I think there’s a high level thing to note here about “what is a compiler” and “what a compiler is allowed to do” that has to be discussed here. When you write a code A*B + c
, is it supposed to do A*B
with BLAS and then tmp + c
as a broadcast? If Julia is an imperative programming language where you define and call functions, the answer is… yes, duh, that’s how those functions are defined. But, people who know BLAS interfaces knows that there is a call to gemm!
that does A*B + c
together, and it’s faster. So, is the compiler allowed to reinterpret A*B + c
as gemm!
?
You might immediately think, duh, yes, that’s faster so do it. But now we’re contradicting our first intuition, which is that a programmer in the language should know it calls the functions they’ve actually written. And in fact this demonstration is nice because the two are not actually equivalent: you will get subtle floating point differences between a fused gemm!
and an unfused A*B + c
.
So then it comes down to philosophy: is a compiler allowed to change the floating point semantics in this case? But it’s a really case by case thing, because for example it’s already done with SIMD and muladd
operations: both of those can change the floating point result, but a compiler can do this automatically. But you can see there’s different levels here:
- Julia and LLVM in general will try to SIMD automatically in loops when it can on the default
-o2
setting.
- Julia will not change
a*b + c
to muladd(a,b,c)
by default, though using @fastmath
or MuladdMacro.jl are ways to make this more automatic, with one of course being built into the compiler / LLVM and just enabled in the pass stack.
- Julia will not change
A*B + C
to a single gemm!
, but Reactant.jl will do that.
Should the compiler be allowed to change floating point of an output? If you say no, then it cannot auto-SIMD loops either: reductions like sum
would get a different value. So I think at some level we have already loosed the idea of an imperative programming a bit and we’re using Julia language semantics somewhat declaratively: I meant sum(x)

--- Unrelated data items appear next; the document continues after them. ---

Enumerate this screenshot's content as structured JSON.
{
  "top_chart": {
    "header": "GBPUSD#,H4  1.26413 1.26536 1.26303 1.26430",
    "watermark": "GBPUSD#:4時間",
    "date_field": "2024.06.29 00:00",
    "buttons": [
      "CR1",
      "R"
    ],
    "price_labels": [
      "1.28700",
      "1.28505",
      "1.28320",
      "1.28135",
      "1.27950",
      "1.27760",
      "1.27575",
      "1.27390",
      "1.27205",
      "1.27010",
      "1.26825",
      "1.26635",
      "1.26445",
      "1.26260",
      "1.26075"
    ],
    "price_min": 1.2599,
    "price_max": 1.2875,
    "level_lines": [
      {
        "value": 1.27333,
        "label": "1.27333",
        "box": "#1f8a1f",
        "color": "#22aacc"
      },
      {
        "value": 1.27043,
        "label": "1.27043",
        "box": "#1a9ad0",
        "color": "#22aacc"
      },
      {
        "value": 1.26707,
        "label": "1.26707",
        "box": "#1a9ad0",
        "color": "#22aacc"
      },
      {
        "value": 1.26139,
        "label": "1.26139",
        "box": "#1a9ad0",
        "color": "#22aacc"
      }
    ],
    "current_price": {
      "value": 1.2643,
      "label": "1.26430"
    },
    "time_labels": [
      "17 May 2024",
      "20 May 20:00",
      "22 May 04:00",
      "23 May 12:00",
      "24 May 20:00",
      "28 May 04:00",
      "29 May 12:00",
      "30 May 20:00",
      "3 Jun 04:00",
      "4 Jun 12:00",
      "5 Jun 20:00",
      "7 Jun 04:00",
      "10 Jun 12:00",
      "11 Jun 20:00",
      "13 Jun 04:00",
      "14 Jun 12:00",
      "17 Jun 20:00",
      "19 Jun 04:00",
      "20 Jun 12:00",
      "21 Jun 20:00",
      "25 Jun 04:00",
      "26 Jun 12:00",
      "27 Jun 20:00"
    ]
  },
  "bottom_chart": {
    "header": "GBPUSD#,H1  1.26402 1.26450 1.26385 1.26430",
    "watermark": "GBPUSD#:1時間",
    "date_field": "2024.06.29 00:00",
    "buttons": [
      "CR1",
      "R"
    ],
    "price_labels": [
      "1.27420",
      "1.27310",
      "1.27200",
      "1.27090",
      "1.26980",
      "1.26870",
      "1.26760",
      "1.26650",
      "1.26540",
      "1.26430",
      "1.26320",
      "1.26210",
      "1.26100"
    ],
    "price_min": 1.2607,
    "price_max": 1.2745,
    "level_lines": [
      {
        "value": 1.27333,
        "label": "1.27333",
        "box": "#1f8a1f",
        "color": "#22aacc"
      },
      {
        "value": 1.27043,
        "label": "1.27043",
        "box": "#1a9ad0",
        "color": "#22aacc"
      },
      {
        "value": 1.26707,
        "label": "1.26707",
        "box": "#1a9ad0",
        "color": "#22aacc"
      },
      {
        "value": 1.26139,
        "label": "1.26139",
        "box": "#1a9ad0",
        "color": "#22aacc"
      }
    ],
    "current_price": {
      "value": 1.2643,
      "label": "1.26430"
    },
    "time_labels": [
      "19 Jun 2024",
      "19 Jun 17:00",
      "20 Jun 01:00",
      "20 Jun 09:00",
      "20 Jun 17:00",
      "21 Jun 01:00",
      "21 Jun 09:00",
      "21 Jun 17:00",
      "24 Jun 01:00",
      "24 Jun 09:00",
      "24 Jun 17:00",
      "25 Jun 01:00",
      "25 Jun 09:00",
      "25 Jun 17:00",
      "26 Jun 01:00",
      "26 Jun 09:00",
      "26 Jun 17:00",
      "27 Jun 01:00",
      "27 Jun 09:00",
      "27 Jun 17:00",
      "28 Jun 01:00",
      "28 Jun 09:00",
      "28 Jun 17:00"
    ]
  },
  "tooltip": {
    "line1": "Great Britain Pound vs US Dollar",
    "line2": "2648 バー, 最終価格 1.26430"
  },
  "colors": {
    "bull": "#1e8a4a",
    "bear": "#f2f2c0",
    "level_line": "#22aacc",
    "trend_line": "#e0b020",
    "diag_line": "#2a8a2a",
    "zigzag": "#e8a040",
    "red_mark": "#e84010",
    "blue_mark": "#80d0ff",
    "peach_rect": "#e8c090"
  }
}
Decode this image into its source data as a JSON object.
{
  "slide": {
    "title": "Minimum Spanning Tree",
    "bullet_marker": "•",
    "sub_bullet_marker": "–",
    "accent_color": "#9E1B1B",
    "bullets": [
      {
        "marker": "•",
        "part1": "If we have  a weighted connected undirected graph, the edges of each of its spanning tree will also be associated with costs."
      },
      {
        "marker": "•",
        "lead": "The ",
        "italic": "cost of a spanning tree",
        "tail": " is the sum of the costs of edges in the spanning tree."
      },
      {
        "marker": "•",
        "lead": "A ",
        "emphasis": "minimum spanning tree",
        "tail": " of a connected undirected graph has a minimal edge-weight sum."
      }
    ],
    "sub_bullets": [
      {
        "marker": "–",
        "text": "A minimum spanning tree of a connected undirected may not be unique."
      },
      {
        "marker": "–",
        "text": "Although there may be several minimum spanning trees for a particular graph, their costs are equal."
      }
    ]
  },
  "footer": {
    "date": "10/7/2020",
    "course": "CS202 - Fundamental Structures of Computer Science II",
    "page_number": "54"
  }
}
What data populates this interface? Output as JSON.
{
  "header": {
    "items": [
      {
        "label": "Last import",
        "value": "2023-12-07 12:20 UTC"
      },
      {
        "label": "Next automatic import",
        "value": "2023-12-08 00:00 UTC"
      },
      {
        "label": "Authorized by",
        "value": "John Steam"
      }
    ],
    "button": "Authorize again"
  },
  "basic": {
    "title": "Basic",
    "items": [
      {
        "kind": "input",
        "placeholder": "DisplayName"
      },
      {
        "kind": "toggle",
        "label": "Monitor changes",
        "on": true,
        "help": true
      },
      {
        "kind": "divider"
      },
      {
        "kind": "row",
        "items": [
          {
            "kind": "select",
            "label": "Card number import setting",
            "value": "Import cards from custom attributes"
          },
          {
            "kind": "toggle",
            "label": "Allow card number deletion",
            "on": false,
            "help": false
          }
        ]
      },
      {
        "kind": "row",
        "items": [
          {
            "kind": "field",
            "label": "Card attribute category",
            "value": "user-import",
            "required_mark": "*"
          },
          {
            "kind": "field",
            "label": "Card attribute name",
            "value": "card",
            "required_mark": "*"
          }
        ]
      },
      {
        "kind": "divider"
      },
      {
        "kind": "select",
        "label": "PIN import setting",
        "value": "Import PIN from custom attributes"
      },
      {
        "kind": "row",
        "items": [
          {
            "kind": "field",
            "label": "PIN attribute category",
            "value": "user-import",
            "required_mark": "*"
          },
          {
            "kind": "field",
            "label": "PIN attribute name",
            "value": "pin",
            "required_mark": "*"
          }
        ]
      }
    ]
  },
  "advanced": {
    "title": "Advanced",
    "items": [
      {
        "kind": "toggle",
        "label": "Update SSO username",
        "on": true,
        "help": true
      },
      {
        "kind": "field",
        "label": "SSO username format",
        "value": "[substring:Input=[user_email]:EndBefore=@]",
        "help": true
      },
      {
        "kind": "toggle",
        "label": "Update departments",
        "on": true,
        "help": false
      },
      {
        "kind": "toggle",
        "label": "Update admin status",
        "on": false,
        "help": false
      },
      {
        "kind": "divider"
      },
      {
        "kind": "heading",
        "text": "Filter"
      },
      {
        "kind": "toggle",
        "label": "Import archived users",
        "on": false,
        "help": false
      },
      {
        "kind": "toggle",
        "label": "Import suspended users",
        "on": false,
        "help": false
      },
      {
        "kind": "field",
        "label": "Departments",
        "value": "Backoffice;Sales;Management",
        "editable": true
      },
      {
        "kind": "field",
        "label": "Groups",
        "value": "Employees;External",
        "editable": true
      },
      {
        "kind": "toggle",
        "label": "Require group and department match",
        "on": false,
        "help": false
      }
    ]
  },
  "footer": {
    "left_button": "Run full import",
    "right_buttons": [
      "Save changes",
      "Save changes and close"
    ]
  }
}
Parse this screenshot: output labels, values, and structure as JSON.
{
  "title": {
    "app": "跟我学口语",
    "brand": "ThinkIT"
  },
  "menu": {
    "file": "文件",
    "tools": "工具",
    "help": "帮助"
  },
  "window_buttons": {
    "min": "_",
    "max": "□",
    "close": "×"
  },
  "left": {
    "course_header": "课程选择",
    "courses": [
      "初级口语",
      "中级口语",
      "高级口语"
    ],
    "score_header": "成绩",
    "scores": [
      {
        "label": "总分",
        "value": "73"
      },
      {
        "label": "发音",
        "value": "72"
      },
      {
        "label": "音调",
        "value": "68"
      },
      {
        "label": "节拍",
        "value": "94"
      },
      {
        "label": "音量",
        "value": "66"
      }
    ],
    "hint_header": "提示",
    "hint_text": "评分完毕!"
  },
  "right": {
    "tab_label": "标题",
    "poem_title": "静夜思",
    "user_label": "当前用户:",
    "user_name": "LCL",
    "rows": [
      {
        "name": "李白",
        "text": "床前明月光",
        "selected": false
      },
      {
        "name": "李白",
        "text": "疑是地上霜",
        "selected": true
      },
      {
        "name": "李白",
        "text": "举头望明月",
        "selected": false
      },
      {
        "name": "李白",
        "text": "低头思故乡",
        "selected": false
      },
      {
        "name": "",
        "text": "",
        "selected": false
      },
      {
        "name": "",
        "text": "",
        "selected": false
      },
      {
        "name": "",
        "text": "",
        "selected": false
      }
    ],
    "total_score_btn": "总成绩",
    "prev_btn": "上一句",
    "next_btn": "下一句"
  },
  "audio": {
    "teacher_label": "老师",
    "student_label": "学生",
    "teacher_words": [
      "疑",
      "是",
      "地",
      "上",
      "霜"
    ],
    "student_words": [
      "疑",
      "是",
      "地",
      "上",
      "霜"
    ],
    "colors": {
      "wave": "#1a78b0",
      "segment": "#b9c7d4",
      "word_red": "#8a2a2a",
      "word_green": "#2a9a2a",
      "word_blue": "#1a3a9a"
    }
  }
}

, but I didn’t mean what the Julia function is precisely written as, you can modify that as needed to be faster.
But, if the user writes a*b+c
, did they actually mean muladd(a,b,c)
? That really is treating the code as a declarative spec: you said one very precise thing (multiply and then add), but I’m going to interpret it as “multiply and add”, and I’m going to replace it with something mathematically equivalent because it’s what you really meant, right? Reactant.jl is then taking that to a completely different level, you didn’t mean “multiply the matrix A by B and then add C”, which is what the imperative programming language semantics mean, you meant "A*B + C`, and I’m going to replace that with an equivalent mathematical expression that tends to be a better way to evaluate that.
When should a compiler be allowed to do? That it’s a very good question. If you have well-defined higher level functions, then maybe the compiler should be allowed to assume not just how the implementation is, but also the “intent” of the user, and be able to swap implementation based on higher level “intent”. Though that breaks many principles of “you know how it’s computed”, which is generally not done in many ways in an imperative programming language, because normally if you write a function *
and +
then it will use it. With Reactant
it might just look at the LLVM and think “I know how to do that better”.
Because of this, I think there’s a lot of space to explore here. Not just in the ability to write such compilation passes, but also in the interface to the user. Should it be done by default or opt-in? If you want some passes but not others, can this be fine grained? It’s hard to tell how this evolves. But at least the safest way to built it out is to fully make it opt-in, which is Reactant.jl of today. But there have been prototypes of Julia to MLIR, such as a Brutus.jl and other things, so one major difference from Python is that it’s actually possible for something like Reactant to become just a standard part of the compiler some day. I think we still need to work out some interface ideas in order to really say that it should.
In the meantime, it’s really easy to opt-in and it does well. So that’s the current state, but likely not the last statement.